We now want to test how easy it is to [...]


We now want to test how difficult it is to [...]

Does either of those two sentences already imply a certain meaning towards the actual difficulty of the task? Or are they both equally neutrally usable?

  • 1
    I think that with “test” (or “determine”), the overall neutrality is maintained; with perhaps a slight bias towards the one you choose to use. With “show” or “exhibit,” however, the neutrality would all but disappear. Perhaps changing “test/determine how easy/difficult it is to” to “test/determine the amount of effort/time/calculations required to” would render it totally neutral.
    – Papa Poule
    Aug 26, 2015 at 17:13
  • @PapaPoule That is actually a nice idea.

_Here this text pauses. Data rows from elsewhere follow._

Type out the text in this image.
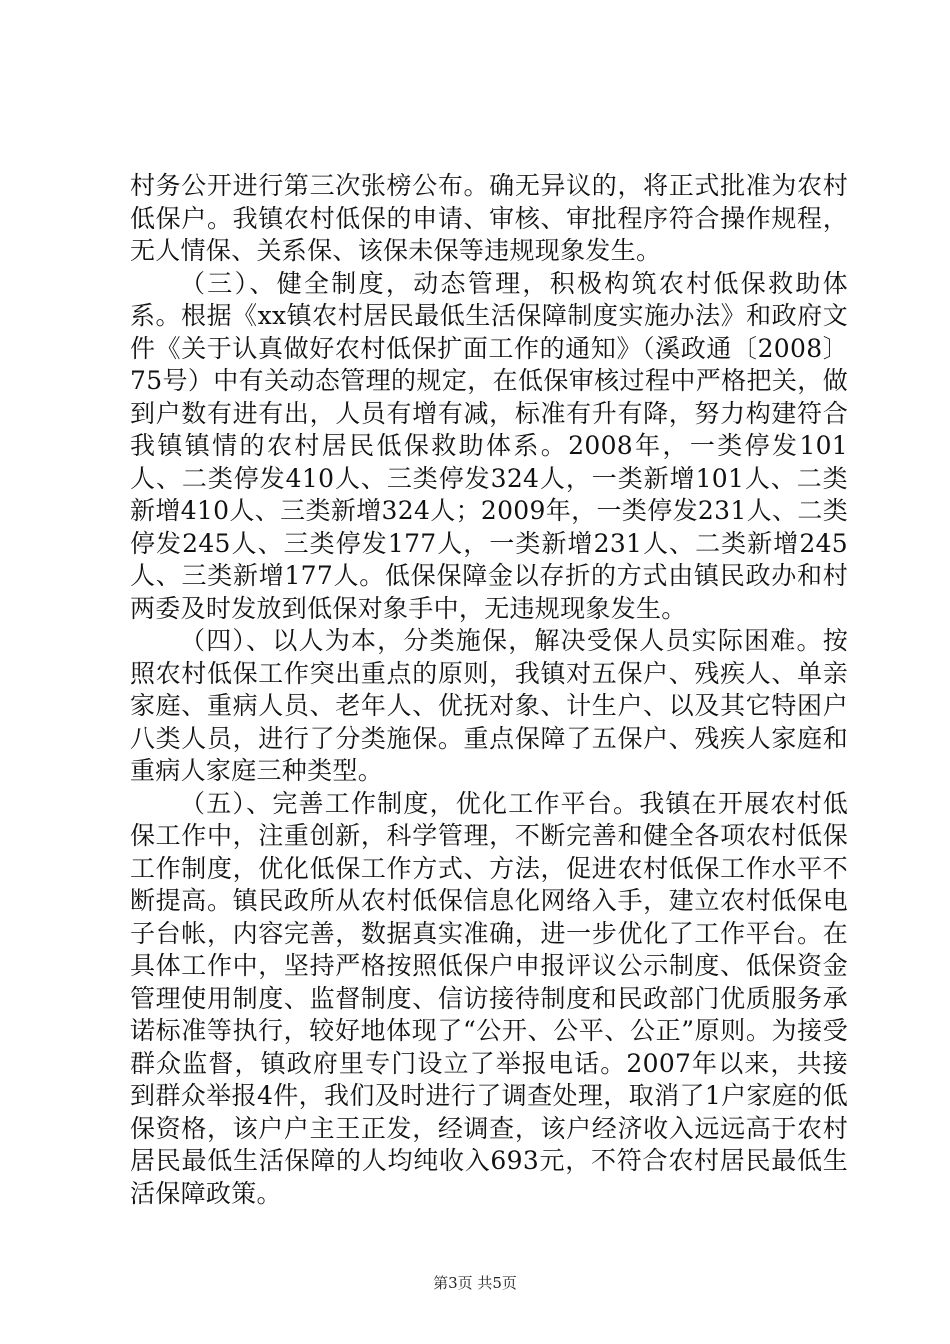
村务公开进行第三次张榜公布。确无异议的，将正式批准为农村低保户。我镇农村低保的申请、审核、审批程序符合操作规程，无人情保、关系保、该保未保等违规现象发生。

（三）、健全制度，动态管理，积极构筑农村低保救助体系。根据《xx镇农村居民最低生活保障制度实施办法》和政府文件《关于认真做好农村低保扩面工作的通知》（溪政通〔2008〕75号）中有关动态管理的规定，在低保审核过程中严格把关，做到户数有进有出，人员有增有减，标准有升有降，努力构建符合我镇镇情的农村居民低保救助体系。2008年，一类停发101人、二类停发410人、三类停发324人，一类新增101人、二类新增410人、三类新增324人；2009年，一类停发231人、二类停发245人、三类停发177人，一类新增231人、二类新增245人、三类新增177人。低保保障金以存折的方式由镇民政办和村两委及时发放到低保对象手中，无违规现象发生。

（四）、以人为本，分类施保，解决受保人员实际困难。按照农村低保工作突出重点的原则，我镇对五保户、残疾人、单亲家庭、重病人员、老年人、优抚对象、计生户、以及其它特困户八类人员，进行了分类施保。重点保障了五保户、残疾人家庭和重病人家庭三种类型。

（五）、完善工作制度，优化工作平台。我镇在开展农村低保工作中，注重创新，科学管理，不断完善和健全各项农村低保工作制度，优化低保工作方式、方法，促进农村低保工作水平不断提高。镇民政所从农村低保信息化网络入手，建立农村低保电子台帐，内容完善，数据真实准确，进一步优化了工作平台。在具体工作中，坚持严格按照低保户申报评议公示制度、低保资金管理使用制度、监督制度、信访接待制度和民政部门优质服务承诺标准等执行，较好地体现了“公开、公平、公正”原则。为接受群众监督，镇政府里专门设立了举报电话。2007年以来，共接到群众举报4件，我们及时进行了调查处理，取消了1户家庭的低保资格，该户户主王正发，经调查，该户经济收入远远高于农村居民最低生活保障的人均纯收入693元，不符合农村居民最低生活保障政策。

第3页 共5页
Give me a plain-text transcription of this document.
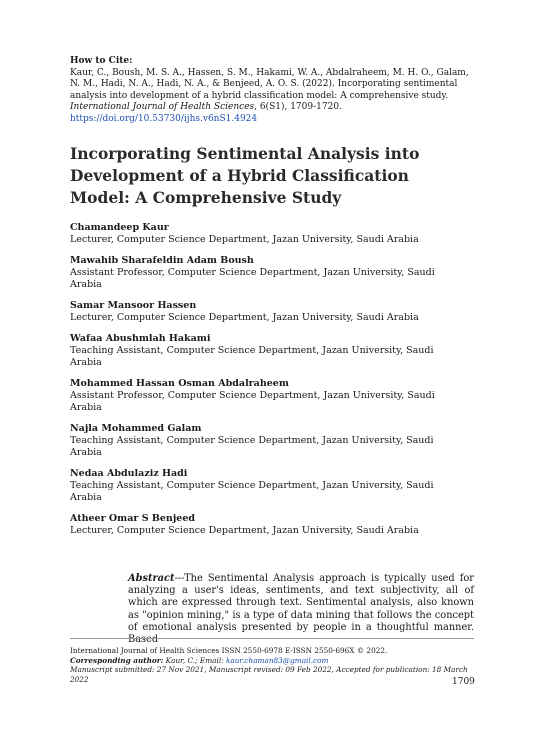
How to Cite:

Kaur, C., Boush, M. S. A., Hassen, S. M., Hakami, W. A., Abdalraheem, M. H. O., Galam, N. M., Hadi, N. A., Hadi, N. A., & Benjeed, A. O. S. (2022). Incorporating sentimental analysis into development of a hybrid classification model: A comprehensive study. International Journal of Health Sciences, 6(S1), 1709-1720.

https://doi.org/10.53730/ijhs.v6nS1.4924
Incorporating Sentimental Analysis into Development of a Hybrid Classification Model: A Comprehensive Study
Chamandeep Kaur
Lecturer, Computer Science Department, Jazan University, Saudi Arabia
Mawahib Sharafeldin Adam Boush
Assistant Professor, Computer Science Department, Jazan University, Saudi Arabia
Samar Mansoor Hassen
Lecturer, Computer Science Department, Jazan University, Saudi Arabia
Wafaa Abushmlah Hakami
Teaching Assistant, Computer Science Department, Jazan University, Saudi Arabia
Mohammed Hassan Osman Abdalraheem
Assistant Professor, Computer Science Department, Jazan University, Saudi Arabia
Najla Mohammed Galam
Teaching Assistant, Computer Science Department, Jazan University, Saudi Arabia
Nedaa Abdulaziz Hadi
Teaching Assistant, Computer Science Department, Jazan University, Saudi Arabia
Atheer Omar S Benjeed
Lecturer, Computer Science Department, Jazan University, Saudi Arabia

Abstract---The Sentimental Analysis approach is typically used for analyzing a user's ideas, sentiments, and text subjectivity, all of which are expressed through text. Sentimental analysis, also known as "opinion mining," is a type of data mining that follows the concept of emotional analysis presented by people in a thoughtful manner. Based

International Journal of Health Sciences ISSN 2550-6978 E-ISSN 2550-696X © 2022.
Corresponding author: Kaur, C.; Email: kaur.chaman83@gmail.com
Manuscript submitted: 27 Nov 2021, Manuscript revised: 09 Feb 2022, Accepted for publication: 18 March 2022	1709
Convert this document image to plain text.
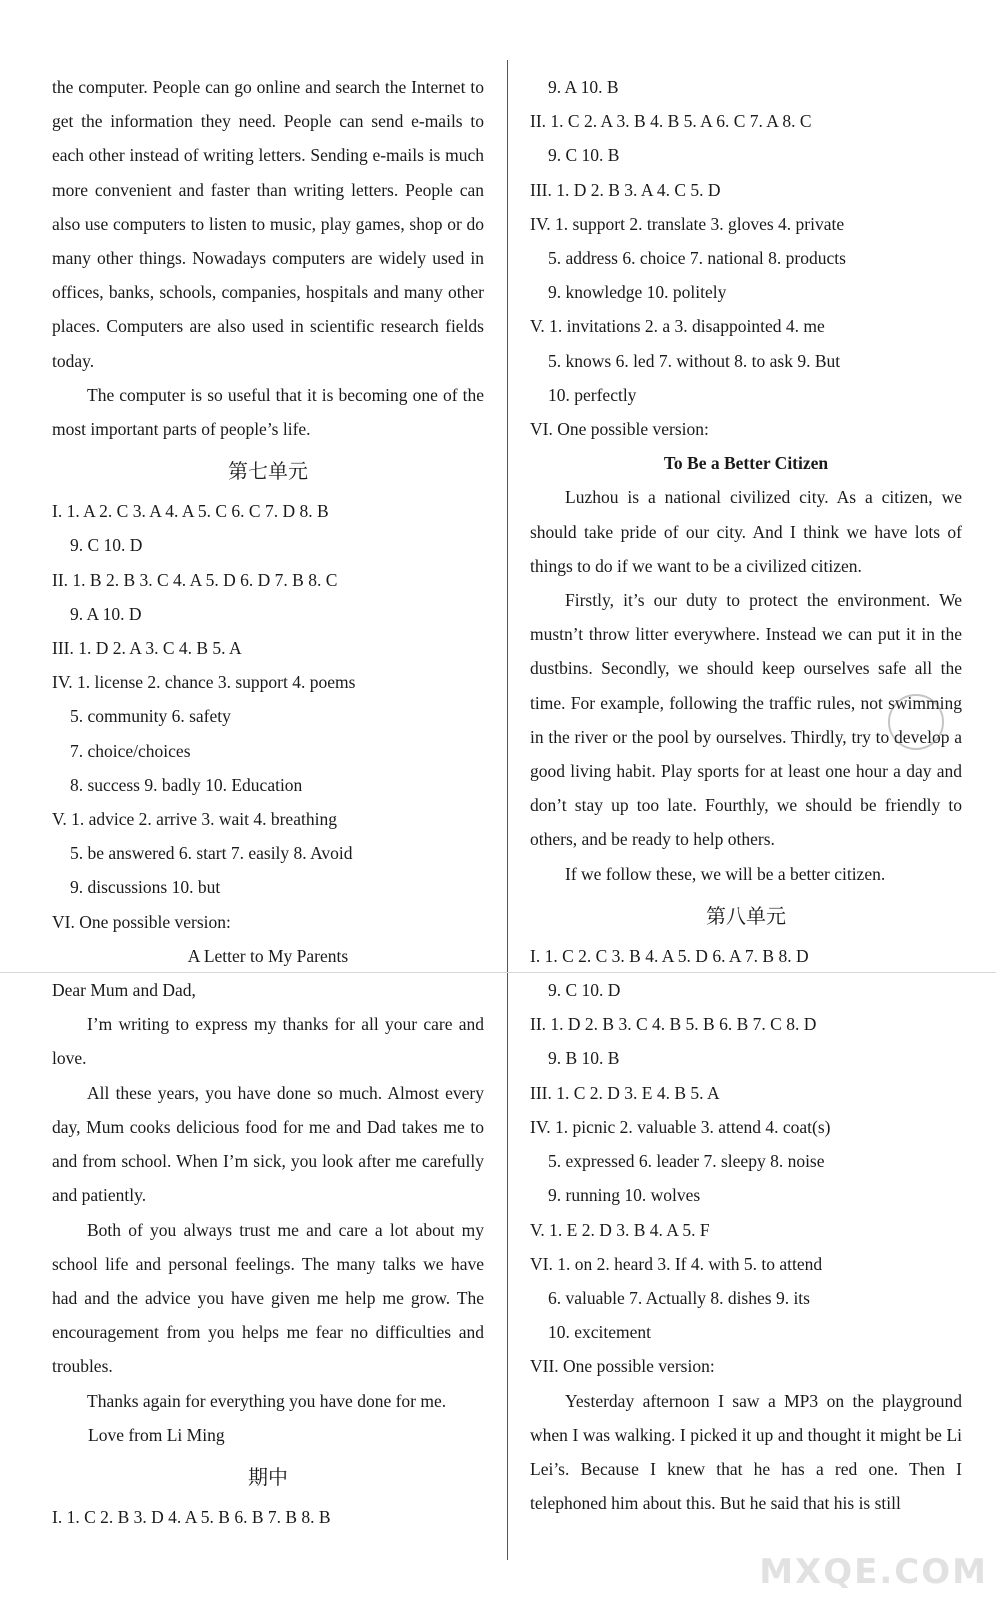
the computer. People can go online and search the Internet to get the information they need. People can send e-mails to each other instead of writing letters. Sending e-mails is much more convenient and faster than writing letters. People can also use computers to listen to music, play games, shop or do many other things. Nowadays computers are widely used in offices, banks, schools, companies, hospitals and many other places. Computers are also used in scientific research fields today.

The computer is so useful that it is becoming one of the most important parts of people’s life.

第七单元
I. 1. A 2. C 3. A 4. A 5. C 6. C 7. D 8. B
9. C 10. D
II. 1. B 2. B 3. C 4. A 5. D 6. D 7. B 8. C
9. A 10. D
III. 1. D 2. A 3. C 4. B 5. A
IV. 1. license 2. chance 3. support 4. poems
5. community 6. safety
7. choice/choices
8. success 9. badly 10. Education
V. 1. advice 2. arrive 3. wait 4. breathing
5. be answered 6. start 7. easily 8. Avoid
9. discussions 10. but
VI. One possible version:
A Letter to My Parents
Dear Mum and Dad,

I’m writing to express my thanks for all your care and love.

All these years, you have done so much. Almost every day, Mum cooks delicious food for me and Dad takes me to and from school. When I’m sick, you look after me carefully and patiently.

Both of you always trust me and care a lot about my school life and personal feelings. The many talks we have had and the advice you have given me help me grow. The encouragement from you helps me fear no difficulties and troubles.

Thanks again for everything you have done for me.

Love from Li Ming
期中
I. 1. C 2. B 3. D 4. A 5. B 6. B 7. B 8. B
9. A 10. B
II. 1. C 2. A 3. B 4. B 5. A 6. C 7. A 8. C
9. C 10. B
III. 1. D 2. B 3. A 4. C 5. D
IV. 1. support 2. translate 3. gloves 4. private
5. address 6. choice 7. national 8. products
9. knowledge 10. politely
V. 1. invitations 2. a 3. disappointed 4. me
5. knows 6. led 7. without 8. to ask 9. But
10. perfectly
VI. One possible version:
To Be a Better Citizen

Luzhou is a national civilized city. As a citizen, we should take pride of our city. And I think we have lots of things to do if we want to be a civilized citizen.

Firstly, it’s our duty to protect the environment. We mustn’t throw litter everywhere. Instead we can put it in the dustbins. Secondly, we should keep ourselves safe all the time. For example, following the traffic rules, not swimming in the river or the pool by ourselves. Thirdly, try to develop a good living habit. Play sports for at least one hour a day and don’t stay up too late. Fourthly, we should be friendly to others, and be ready to help others.

If we follow these, we will be a better citizen.

第八单元
I. 1. C 2. C 3. B 4. A 5. D 6. A 7. B 8. D
9. C 10. D
II. 1. D 2. B 3. C 4. B 5. B 6. B 7. C 8. D
9. B 10. B
III. 1. C 2. D 3. E 4. B 5. A
IV. 1. picnic 2. valuable 3. attend 4. coat(s)
5. expressed 6. leader 7. sleepy 8. noise
9. running 10. wolves
V. 1. E 2. D 3. B 4. A 5. F
VI. 1. on 2. heard 3. If 4. with 5. to attend
6. valuable 7. Actually 8. dishes 9. its
10. excitement
VII. One possible version:

Yesterday afternoon I saw a MP3 on the playground when I was walking. I picked it up and thought it might be Li Lei’s. Because I knew that he has a red one. Then I telephoned him about this. But he said that his is still

MXQE.COM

But to come back at the original question: From what I read in your comment it seems like there is in fact a small bias. Would a native speaker (actively) notice that?
    – user49819
    Aug 27, 2015 at 15:49
  • Just my opinion (native speaker),but w/out seeing "or not" ("how easy (difficult) OR NOT it is to..) then I'd TEND to think that (w/easy) you were trying to get me thinking that you are testing YOUR process & that it is going to be found to be easier than a competitor's; & w/difficult, that a competing process is being tested & that it will be found to be more difficult than yours. If for marketing I wouldn't worry about the slight bias (Id even encourage it);but if for a professional paper you could even flip the words to have the bias go AGAINST your process to avoid looking like a marketer.
    – Papa Poule
    Aug 27, 2015 at 16:39

2 Answers 2


Use of either of the words (easy/difficult) has a normal tendency to drag the narrative that follows to its favour unless something diametrically opposed is told immediately afterwards. In the absence of the details of the test or its outcome, better it to say,


It may be either way--easy/difficult. And neutrality is maintained.


An easy way to maintain neutrality would be

We now want to test how easy or hard it is to [...]

(Note that easy comes before hard by convention, just as up comes before down.)